About a third (32%) of consumers said the protection of personal information is an important feature of a loyalty program. More than one in 10 loyalty club members (13%) were uncomfortable with the amount of personal information requested when they enrolled in a program, and 10% were concerned about letting go of that information.
Yet merchants need the information to customize their offers to frequent customers. And 16% of participants in retail loyalty programs lack personalization. Young adults, or Millennials, especially prefer programs that are tailored to their shopping habits.
“Reassurance of privacy is undoubtedly a key strategic tool in loyalty program engagement, but there is a paradox at play here between personalization and privacy,” said Ika Erwina, retail and technology analyst at Mintel. “Ironically, even though loyalty program members crave a more personalized, relevant experience, they also show concern about sharing the information required to enable the retailer to deliver on this desire.”
The Mintel study shows age influences membership.
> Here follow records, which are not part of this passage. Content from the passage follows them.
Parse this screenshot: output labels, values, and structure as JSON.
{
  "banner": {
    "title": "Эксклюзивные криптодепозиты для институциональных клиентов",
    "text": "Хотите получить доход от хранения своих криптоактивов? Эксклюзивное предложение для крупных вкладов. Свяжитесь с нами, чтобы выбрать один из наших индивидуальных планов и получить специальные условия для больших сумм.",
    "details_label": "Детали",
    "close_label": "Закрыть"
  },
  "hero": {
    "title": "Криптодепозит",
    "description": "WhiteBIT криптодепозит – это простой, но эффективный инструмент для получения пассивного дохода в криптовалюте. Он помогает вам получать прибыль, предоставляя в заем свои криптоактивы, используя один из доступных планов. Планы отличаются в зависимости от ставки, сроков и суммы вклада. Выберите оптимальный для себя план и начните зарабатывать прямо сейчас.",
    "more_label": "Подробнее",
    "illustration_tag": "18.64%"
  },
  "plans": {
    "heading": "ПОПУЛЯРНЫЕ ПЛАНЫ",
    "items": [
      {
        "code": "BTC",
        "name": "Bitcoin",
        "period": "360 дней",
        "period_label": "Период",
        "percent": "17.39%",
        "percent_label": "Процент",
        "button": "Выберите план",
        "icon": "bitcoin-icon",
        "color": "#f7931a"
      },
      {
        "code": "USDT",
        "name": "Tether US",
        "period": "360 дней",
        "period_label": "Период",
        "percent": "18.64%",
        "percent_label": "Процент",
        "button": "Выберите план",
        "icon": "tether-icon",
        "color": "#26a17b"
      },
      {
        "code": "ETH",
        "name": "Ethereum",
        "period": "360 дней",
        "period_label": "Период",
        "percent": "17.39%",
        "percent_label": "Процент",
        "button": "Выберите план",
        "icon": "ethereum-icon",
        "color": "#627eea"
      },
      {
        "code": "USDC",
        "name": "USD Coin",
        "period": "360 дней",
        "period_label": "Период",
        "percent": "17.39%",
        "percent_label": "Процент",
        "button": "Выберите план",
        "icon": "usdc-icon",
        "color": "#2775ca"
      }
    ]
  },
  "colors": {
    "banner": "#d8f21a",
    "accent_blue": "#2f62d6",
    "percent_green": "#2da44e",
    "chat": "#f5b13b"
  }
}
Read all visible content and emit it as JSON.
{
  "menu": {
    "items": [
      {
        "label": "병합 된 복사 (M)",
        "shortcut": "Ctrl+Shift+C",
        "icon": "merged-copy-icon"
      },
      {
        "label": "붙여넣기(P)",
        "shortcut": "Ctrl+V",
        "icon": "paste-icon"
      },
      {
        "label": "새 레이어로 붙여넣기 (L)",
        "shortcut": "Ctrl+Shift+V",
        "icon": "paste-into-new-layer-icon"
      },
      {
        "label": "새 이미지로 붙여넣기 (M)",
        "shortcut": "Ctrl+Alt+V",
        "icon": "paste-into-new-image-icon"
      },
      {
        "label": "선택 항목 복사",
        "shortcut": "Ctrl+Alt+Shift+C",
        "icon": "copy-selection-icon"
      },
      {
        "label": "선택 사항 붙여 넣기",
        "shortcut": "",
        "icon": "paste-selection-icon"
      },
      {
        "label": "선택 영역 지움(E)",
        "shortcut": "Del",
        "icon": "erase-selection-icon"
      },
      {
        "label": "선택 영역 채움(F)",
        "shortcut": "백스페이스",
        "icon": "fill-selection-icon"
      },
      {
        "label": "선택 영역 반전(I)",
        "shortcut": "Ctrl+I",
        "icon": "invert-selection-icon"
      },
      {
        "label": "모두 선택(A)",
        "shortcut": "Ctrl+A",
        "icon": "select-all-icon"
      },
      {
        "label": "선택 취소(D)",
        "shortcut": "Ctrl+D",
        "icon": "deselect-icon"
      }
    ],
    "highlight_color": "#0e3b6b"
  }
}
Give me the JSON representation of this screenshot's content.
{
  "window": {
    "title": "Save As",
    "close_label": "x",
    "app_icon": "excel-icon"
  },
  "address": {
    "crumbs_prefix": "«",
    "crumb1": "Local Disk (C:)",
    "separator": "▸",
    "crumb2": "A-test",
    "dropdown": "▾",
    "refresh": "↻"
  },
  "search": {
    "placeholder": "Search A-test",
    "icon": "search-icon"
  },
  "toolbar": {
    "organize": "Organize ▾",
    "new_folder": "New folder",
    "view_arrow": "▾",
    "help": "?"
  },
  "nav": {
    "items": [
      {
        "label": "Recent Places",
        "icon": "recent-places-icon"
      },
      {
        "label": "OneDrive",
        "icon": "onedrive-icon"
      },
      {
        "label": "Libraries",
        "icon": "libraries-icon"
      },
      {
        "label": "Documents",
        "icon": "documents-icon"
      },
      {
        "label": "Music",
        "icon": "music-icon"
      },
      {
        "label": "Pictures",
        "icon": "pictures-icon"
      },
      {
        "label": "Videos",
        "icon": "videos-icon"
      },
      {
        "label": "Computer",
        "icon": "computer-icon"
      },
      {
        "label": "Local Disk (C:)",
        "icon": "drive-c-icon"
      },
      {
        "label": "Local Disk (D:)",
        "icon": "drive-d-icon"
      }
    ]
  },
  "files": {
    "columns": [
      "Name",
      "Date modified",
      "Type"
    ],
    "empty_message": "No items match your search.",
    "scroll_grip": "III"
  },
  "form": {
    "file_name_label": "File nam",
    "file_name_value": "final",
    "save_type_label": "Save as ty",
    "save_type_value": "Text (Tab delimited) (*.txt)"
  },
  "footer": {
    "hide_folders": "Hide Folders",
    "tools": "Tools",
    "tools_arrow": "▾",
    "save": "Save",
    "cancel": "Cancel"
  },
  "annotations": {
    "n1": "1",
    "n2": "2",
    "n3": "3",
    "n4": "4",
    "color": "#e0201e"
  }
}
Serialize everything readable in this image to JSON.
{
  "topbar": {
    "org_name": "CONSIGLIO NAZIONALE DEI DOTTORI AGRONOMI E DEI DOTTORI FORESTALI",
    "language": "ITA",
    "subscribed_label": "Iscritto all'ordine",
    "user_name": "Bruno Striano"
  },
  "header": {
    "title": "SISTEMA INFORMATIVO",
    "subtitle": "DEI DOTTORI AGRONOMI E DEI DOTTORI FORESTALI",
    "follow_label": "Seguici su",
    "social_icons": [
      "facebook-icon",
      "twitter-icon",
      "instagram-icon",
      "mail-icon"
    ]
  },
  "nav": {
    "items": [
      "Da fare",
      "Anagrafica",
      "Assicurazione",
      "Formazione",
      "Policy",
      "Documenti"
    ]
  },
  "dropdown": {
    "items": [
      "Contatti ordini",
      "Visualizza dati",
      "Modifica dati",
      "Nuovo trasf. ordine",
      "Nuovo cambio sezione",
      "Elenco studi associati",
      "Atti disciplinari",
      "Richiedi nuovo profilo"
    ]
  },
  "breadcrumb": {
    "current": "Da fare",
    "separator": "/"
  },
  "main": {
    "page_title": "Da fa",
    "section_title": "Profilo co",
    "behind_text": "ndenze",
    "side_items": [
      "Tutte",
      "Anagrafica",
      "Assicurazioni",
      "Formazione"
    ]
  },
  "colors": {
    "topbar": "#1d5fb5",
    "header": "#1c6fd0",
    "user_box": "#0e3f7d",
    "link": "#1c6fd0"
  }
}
Supermarket loyalty programs are more popular among people age 35 and up, while the age 18 to 34-year-olds tend to enroll in food service, mass merchandiser, online retailer, convenience stores or fuel, or dollar discount store programs. Club store memberships also are popular among younger consumers.
The Millennials also favor environmental and social responsibility, so retailers can use social issues to boost program awareness and participation among young adults.
Overall, what do consumers want in a loyalty program? Ease of redeeming rewards (55%), ease of earning points (51%), and monetary rewards (51%) ranked highest.
And, 36% are lured by exclusive deals and coupons; 22% want easy enrollment options.